I'm currently in Yale doing summer school and counting my blessings that I've been able to have so many amazing experiences and encounters with wonderful people in my past year. Sometimes I stop to pause and rethink if my decision a year ago was the right thing to do. Giving up my dream since I was a child, and trading off many things dear to me in Singapore. Making a decision that has such a huge bearing on my life was really tough, but I'm really glad it's over.
My dad always told me that once I made the decision, I should just live with it. In other words, appreciate its merits and try to negate its demerits. In the past year that just flew past faster than I thought it would have, I must say I have been quite blessed.
Firstly, it is the amazing experiences that going overseas have brought me. Being able to study in London made me realised how small my perspective has been, and how little global knowledge I have. Studying economics in London made me understand perspective of policy makers in the UK, and simply staying overseas has forced me to read the straits times everyday (more than I have ever read it back at home ironically) and somehow I'm more able to appreciate and pay attention to global affairs more than ever.
Also, travelling experiences. Being able to take the train in less than 2 hours to Paris, going on a 80 pound flight to Spain and exploring 5 cities in mere 11 days, going on weekend trips and being to the States twice already....these are things that many people would never dream of. I've learnt how to navigate in unfamiliar streets, speak to people in a foreign language I've merely picked up in a few days, appreciate architecture and history a lot more than ever.
I must say also, that living overseas have really made me grown a lot more. When I first went overseas, I suddenly find myself having to take on a lot of responsibility - little things like making my bed every morning, doing laundry, cleaning my utensils and cups, organising my desk...things that my mom will always nag at me for. Even things like cooking when I am hungry, buying groceries, budgeting my expenditure...part and parcel of living overseas I guess is learning how to take care of yourself. Also, learning how to appreciate what you have back at home. Something as simple as being able to see your family means so much to me. I skype my family everyday. It's become a routine. I've talked more to my parents more than ever, and my brother as well, because the biggest trade off to me coming overseas is relinquishing the very previous time I have with my family. I remembered crying so much when they came to visit me, and of course when they parted as well.

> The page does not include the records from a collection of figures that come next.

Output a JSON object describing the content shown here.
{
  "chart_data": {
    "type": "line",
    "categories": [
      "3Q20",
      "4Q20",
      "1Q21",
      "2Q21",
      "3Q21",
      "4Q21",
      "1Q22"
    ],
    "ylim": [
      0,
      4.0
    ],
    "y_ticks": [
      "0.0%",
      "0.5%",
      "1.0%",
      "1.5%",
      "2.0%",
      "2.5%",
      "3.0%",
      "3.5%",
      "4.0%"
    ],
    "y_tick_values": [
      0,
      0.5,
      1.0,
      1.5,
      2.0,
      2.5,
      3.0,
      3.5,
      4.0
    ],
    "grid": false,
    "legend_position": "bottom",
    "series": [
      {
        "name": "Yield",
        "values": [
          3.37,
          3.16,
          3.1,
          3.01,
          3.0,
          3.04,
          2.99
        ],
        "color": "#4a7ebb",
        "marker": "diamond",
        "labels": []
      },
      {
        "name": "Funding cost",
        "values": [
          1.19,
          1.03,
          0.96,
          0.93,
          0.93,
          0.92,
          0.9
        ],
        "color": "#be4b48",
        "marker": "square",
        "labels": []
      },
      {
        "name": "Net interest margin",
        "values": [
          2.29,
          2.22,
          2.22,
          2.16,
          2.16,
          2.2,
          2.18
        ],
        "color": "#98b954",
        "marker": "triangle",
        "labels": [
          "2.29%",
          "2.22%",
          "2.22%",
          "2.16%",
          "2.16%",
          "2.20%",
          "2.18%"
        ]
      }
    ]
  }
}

It's funny also how Singaporeans flock together overseas. The bond among people who share a common nationality is amazing...in my hall, all the Singaporeans are super tight. It's true that going overseas is a chance to make more international friends, and yes I have, but I have also forged very strong friendships with many Singaporeans overseas that will definitely last, because ultimately many of us will be going back home. Being able to talk about our favourite food, dimsum and zichar, our favourite hideouts, our family, singapore issues etc. together every meal time made me less homesick.
This brings me to my last point, which is that I have been very fortunate to have been able to meet so many wonderful people in my last year, without which I would not have enjoyed my life in London so much. My roommate, hallmates, coursemates, spain trip gang..made me realise how the simplest favour can mean so much to a receiver.
It's three weeks more to Singapore, I'm really really excited. I've been through this many times...thinking about how happy I will be when I finally see Changi Airport and that sign that says welcome back to home. Home. Living overseas for a year has really redefined its meaning.